Synthetic fertilizer is highly unpredictable, with half of applied fertilizer lost to the environment from leaching or volatilization. Excess reactive nitrogen is released to the air during fertilizer application, only to be absorbed by water and run off into waterways, and eventually evaporate into the atmosphere as a greenhouse gas.
Less than 1% of all water on earth is freshwater. Agriculture uses 70% of that freshwater and nitrate runoff from synthetic fertilizer contributes to the 30-40% of lakes, rivers and aquifers that have nutrient pollution that contributes to “dead zones”
Agriculture, including synthetic fertilizers and livestock production, is the largest source of global N₂O emissions
N₂O is 273x more powerful at warming the planet than CO2 and accounts for 75% of total U.S. N₂O emissions.
N₂O, mostly from industry and agriculture, contributes 2.5% to total global GHG emissions.
Harness The Power Of Nature
While precision technologies and more sustainable conservation management practices can address some of the limitations of synthetic fertilizer, they don’t address its fundamental flaws. We are transforming agriculture by eliminating the need for synthetic fertilizer. Our technology meets the demand for nitrogen consistency and dependability by enabling microbes to convert atmospheric nitrogen and deliver it to crops.
By replicating a microbe's nitrogen fixing abilities, Pivot Bio is able to supply nitrogen directly to plants at the root, in any weather or soil, throughout the growing season.
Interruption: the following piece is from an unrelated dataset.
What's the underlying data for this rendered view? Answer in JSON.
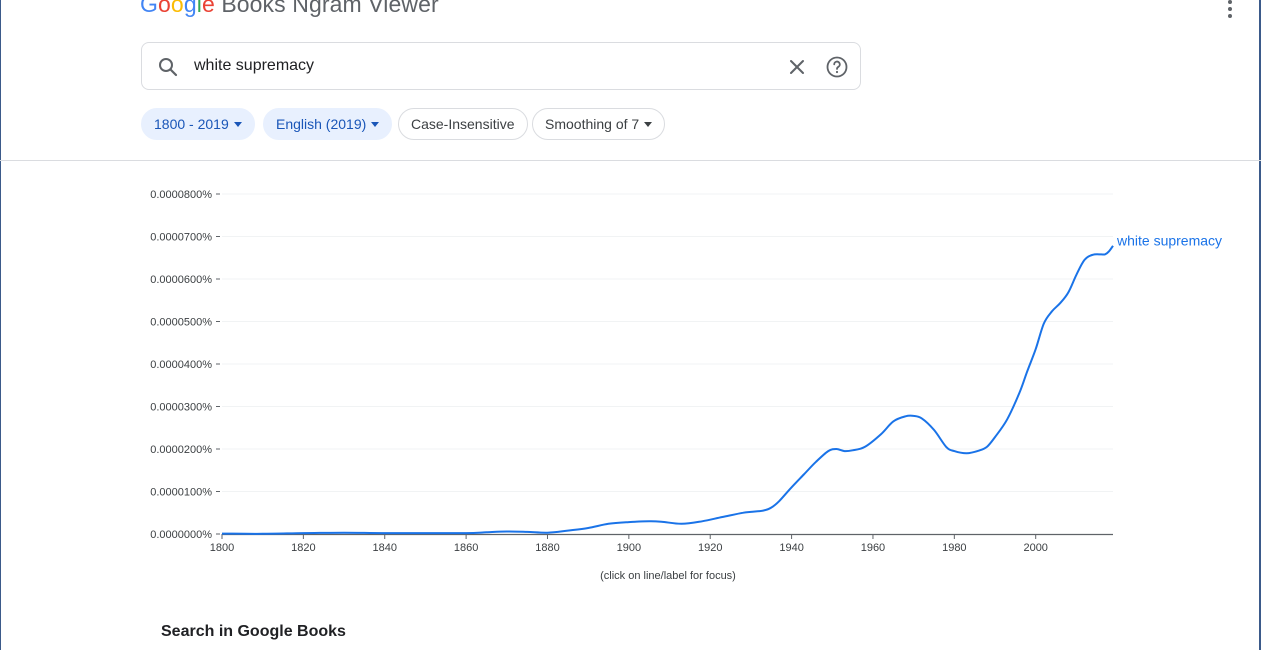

We are delivering the nitrogen necessary to grow essential crops without the negative impacts of synthetic fertilizer.
Thanks to our breakthroughs, we are supporting healthier, more productive and resilient crops and preventing nitrogen loss to the environment. We are signaling a sea change in nitrogen management and evaluation, measuring not just yield improvement but also profitability, predictability and sustainability.